Clarify vibration’s role in
inflammatory signaling

Safety (Root Resorption)

Assess via micro-CT and histology
in long-term studies

Confirm no adverse effects under
repeated HFV exposure

Human RCTs

Test HFV in aligners, fixed braces,
and orthognathic surgery

Validate stage-specific efficacy
and optimize device integration

Device Delivery Optimization

Develop intraoral vibration devices
for aligners/brackets

Enhance patient compliance and
force distribution

Conclusion
Preclinical evidence supports a frequency-dependent effect of HFV (~100–120 Hz, approximately 3–5 min/day) on accelerating OTM in rat models, with no increased root resorption. HFV (~100–120 Hz, 3– 5 min/day) shows potential to accelerate OTM without safety concerns. Preclinical evidence provides mechanistic support, and human data suggest efficacy in canine retraction, though larger RCTs are needed.

References

  1. Kanzaki H, Chiba M, Shimizu Y, Mitani H (2001) Periodontal ligament cells under mechanical stress induce osteoclastogenesis via RANKL expression.
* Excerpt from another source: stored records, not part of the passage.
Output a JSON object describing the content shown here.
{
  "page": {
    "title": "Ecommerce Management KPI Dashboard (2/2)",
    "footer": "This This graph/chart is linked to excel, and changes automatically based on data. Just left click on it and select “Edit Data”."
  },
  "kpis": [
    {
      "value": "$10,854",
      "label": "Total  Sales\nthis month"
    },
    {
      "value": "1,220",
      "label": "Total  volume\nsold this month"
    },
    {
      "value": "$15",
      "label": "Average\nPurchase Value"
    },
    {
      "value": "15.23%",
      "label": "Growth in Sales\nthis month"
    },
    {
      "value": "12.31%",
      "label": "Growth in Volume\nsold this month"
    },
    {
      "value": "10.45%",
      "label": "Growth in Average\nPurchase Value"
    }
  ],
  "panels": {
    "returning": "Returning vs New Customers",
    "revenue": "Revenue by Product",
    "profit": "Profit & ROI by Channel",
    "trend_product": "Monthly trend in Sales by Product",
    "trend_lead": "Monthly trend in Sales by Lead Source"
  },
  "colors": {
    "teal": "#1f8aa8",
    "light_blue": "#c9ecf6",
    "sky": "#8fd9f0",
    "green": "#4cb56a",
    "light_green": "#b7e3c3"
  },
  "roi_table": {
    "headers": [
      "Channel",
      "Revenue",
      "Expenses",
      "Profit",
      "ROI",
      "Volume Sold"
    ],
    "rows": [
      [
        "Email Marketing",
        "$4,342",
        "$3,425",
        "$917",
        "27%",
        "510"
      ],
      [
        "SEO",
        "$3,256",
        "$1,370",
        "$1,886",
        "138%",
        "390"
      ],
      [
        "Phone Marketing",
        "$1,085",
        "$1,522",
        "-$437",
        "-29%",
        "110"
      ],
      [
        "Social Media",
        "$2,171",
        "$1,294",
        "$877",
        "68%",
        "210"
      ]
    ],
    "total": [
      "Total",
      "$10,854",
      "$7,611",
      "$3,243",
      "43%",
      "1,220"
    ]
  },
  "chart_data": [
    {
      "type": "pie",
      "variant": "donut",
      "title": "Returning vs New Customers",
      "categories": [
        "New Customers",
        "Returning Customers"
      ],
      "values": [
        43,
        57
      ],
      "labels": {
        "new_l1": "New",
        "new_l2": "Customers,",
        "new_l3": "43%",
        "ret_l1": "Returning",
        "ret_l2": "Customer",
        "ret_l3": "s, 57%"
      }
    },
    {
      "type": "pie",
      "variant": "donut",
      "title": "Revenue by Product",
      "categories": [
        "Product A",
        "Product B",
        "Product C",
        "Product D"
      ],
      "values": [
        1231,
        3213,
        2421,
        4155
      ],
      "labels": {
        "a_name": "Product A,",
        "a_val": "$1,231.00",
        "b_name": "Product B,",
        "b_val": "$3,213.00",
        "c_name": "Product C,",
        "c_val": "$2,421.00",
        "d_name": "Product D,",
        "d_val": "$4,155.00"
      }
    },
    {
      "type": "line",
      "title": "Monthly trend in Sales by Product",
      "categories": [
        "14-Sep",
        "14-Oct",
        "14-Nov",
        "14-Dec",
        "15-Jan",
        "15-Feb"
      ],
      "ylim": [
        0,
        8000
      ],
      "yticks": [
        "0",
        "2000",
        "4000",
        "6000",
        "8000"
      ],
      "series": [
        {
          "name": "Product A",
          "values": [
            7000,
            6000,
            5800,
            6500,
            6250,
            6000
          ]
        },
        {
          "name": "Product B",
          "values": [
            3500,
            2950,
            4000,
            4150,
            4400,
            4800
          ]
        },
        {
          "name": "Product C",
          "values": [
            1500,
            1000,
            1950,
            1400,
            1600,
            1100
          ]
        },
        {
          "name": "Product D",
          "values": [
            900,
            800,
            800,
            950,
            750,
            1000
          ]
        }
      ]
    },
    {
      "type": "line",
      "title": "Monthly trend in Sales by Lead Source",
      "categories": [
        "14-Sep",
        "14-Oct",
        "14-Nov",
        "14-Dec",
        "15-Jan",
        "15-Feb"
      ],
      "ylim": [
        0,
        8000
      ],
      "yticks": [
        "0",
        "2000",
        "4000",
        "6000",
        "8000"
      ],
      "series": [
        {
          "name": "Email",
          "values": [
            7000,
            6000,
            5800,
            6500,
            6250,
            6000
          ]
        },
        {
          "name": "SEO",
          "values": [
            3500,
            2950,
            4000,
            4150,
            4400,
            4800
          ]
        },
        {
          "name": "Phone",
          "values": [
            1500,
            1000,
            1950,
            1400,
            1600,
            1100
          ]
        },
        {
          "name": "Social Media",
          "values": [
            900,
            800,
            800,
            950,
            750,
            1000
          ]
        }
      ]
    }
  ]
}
J Bone Miner Res. 16(10): 1706-1713.
  2. Krishnan V, Davidovitch Z (2006) Cellular, molecular and tissue- level reactions to orthodontic force: a review. Am J Orthod Dentofacial Orthop. 129(4): 469.e1-32.
  3. Nishimura M, Chiba M, Ohashi T, Sato M, Shimizu Y, et al. (2008) Periodontal tissue activation by vibration: intermittent stimulation by resonance vibration accelerates experimental tooth movement in rats. Am J Orthod Dentofacial Orthop. 133(4): 572-583.
  4. Judex S, Qin YX, Rubin CT (2018) Differential efficacy of two vibrating orthodontic devices to stimulate cellular activity in osteoblasts and fibroblasts. Bone. 116: 172-180.
  5. Tangtanawat S, Thongudomporn U, Charoemratrote C (2023) Effects of high-frequency vibration on orthodontic tooth movement in rats. J Orthod Res. 11 :1-8.
  6. Hing AK (2025) Adjunctive vibration in fixed orthodontics: a systematic review of acceleration effects on tooth movement. Orthod Pract US.